Amendment 2: Date range for the 1904 date base?

Chris Rae Chris.Rae at microsoft.com
Tue Jul 20 20:01:59 CEST 2010


Hi Rick et al - I think we (WG4) were generally heading towards being agnostic between 1904 and 1900 date base, so I'd rather not discourage its use. ODF allows an arbitrary date base to be set, so I think we have a precedent for allowing more than one. However, it's possible we weren't agreed on that so I don't want to speak for everyone.

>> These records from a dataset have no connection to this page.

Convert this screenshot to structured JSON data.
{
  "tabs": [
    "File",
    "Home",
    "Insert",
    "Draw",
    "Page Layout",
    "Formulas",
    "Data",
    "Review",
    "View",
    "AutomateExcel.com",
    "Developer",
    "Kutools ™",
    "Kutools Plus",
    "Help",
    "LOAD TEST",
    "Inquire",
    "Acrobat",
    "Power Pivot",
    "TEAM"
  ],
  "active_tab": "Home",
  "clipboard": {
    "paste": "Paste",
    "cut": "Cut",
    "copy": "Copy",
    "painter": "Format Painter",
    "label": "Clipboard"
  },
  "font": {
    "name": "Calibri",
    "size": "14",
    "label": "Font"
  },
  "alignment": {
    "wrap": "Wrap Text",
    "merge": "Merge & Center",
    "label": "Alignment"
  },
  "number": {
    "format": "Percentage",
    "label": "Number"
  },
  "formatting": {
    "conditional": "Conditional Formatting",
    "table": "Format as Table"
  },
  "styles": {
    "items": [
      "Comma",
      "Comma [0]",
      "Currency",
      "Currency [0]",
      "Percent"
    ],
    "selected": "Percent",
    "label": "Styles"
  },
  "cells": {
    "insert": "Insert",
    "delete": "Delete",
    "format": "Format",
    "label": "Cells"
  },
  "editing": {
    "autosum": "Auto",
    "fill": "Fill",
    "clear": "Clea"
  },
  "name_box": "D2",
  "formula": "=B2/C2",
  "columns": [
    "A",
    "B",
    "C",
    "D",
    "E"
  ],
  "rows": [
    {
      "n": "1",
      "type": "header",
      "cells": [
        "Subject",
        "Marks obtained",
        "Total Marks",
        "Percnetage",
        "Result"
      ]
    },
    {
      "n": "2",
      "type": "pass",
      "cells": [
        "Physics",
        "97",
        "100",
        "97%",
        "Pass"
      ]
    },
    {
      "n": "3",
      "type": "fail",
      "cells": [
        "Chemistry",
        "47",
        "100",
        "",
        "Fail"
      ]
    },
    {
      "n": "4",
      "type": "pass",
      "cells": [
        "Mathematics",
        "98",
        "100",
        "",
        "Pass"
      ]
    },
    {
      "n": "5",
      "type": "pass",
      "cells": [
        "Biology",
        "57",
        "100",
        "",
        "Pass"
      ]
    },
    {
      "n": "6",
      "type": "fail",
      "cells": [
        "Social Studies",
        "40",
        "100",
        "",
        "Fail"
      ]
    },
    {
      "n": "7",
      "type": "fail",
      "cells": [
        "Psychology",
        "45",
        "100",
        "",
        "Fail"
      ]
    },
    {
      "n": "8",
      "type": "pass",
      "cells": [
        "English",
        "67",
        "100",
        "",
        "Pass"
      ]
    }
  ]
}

As far as the range limits go, I might not be understanding quite right but I think we are already limiting them by value space. We're just limiting them by the "date" value space (i.e. years, months, days) rather than the value space of the serial numbers they turn into. I would strongly prefer limiting the date ranges in terms of the real dates, mainly because it's a lot easier for an implementer to parse user-entered dates and times when there are precise value-space limits on the dates and times themselves. It also echoes the profiling done by other implementers of date subsets (SQL, etc) - there's a bit more info about that in the presentation that Gareth and I showed to WG4 (http://www.itscj.ipsj.or.jp/sc34/wg4/archive/sc34-wg4-2010-0114.zip).

Chris

-----Original Message-----
From: rjelliffe at allette.com.au [mailto:rjelliffe at allette.com.au] 
Sent: 19 July 2010 22:40
To: e-SC34-WG4 at ecma-international.org
Subject: Re: Amendment 2: Date range for the 1904 date base?


> It's also been pointed out to me that the 1904 date base has a 
> curtailed range - although the 1900 date base can go back to the year 
> -9999, the
> 1904 date base is stuck at 1904. I propose that, in strict, we allow 
> the
> 1904 date base to cover the same range as 1900 (years -9999 to 9999). 
> In transitional it should retain the same range as it had in Ecma-376 
> (and currently has in strict).
>
> Does anyone have any objections to these changes? The 1904 date base 
> is used a lot less than 1900 but there's no technological reason as to 
> why it shouldn't have the same functionality.

(Apart from to discourage its use, that is.  If you take of "legacy" from the name, you should put in an equivalent note deprecating it. Remember that the purpose of OOXML is not just to document what is there, it is to get out of these messes.)

What is the reason for limiting ranges by numbers of characters (ie by lexical space)?

Surely it would make more sense to describe date indexes in terms of 2^n values (ie by value space) such as xs:short?

E.g. "The value space of a date index is a signed short integer (i.e.
requiring 16 bits). Note: For compatibility, the value space may the pattern -?\d{1-5}."